While most New Yorkers agree that the city’s rat population is more, er, vibrant than ever, there is significant debate over how exactly to reduce rodents around town – with some state lawmakers looking to ban the use of notorious glue traps.
A new bill introduced by Assembly Member Harvey Epstein and sponsored by State Senator Jabari Brisport proposes to ban production, sale, and implementation of glue traps, citing them as a slow, inhumane death.
“Glue traps do not instantly kill the rodent; rather, they slowly die over the course of several days due to starvation, dehydration, and exhaustion,” stated the justification section of the proposal. “The glue used is also extremely toxic, and burns the animals’ skin, eyes, and mucous membranes. They will often rip off their own skin and fur, cause self-inflicted injuries, and chew their own limbs off trying to escape.”
The legislators also argued that glue traps were not as useful as other, quicker pest traps. “In addition to being unnecessarily cruel, glue traps are also less effective than other methods of rodent capture, like snap trapping. A study conducted by the University of Nebraska found that snap traps captured a total of fifty-four mice per ninety-six traps for a total capture rate of 56.2%, whereas glue traps captured only four mice, for a total capture rate of just 8.3%. This is partially because glue traps are often exposed to dust, humidity, and temperature changes, rendering the adhesive ineffective,” added the legislators.

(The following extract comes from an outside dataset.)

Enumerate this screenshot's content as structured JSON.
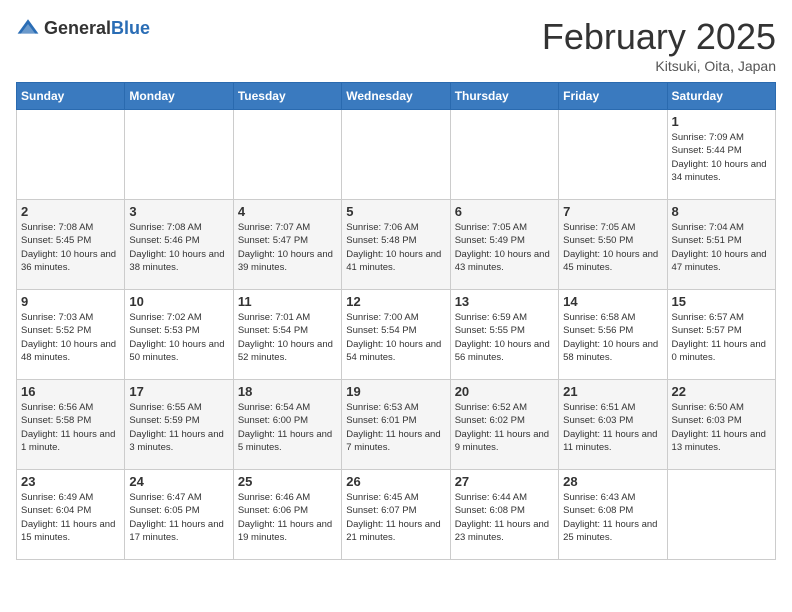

They contend that the traps pose a health and safety threat — and not just to mice (beware, friendly bodega cats!). “The CDC recommends against the use of glue traps, since rodents who are caught in them are likely to urinate, defecate, or bleed which may contain germs that expose humans to diseases,” they added. “Additionally, because glue traps are indiscriminate, other animals like birds and house pets are often accidentally caught in them.”
Glue traps may not be New York’s answer to the rodent population boom, but as rat and mice sightings exponentially increase around the Big Apple, leaders are looking for an effective solution – and fast. Menacing to street parkers, outdoor diners and of course, the trash cans of New York City, rats have forced the Department of Sanitation (DSNY) to consider creative solutions for curbing the “rat nightclub.” The DSNY is currently proposing a later trash take-out time to limit the amount of time available for rodents to root through the city’s refuse as Mayor Eric Adams launches a pilot program to install rat-proof trash containers throughout Midtown.
While a potential glue trap ban must pass through several committee approvals before it reaches the Governor’s desk, Epstein and Brisport hope that the legislation will respect the rat’s long-standing reputation as New York’s unofficial mascot: “Mice and rats are highly intelligent, social animals, who experience pain and distress. The use of glue traps is one of the most inhumane methods of capturing rodents. The sale, production and use of glue traps should be banned entirely in New York State.”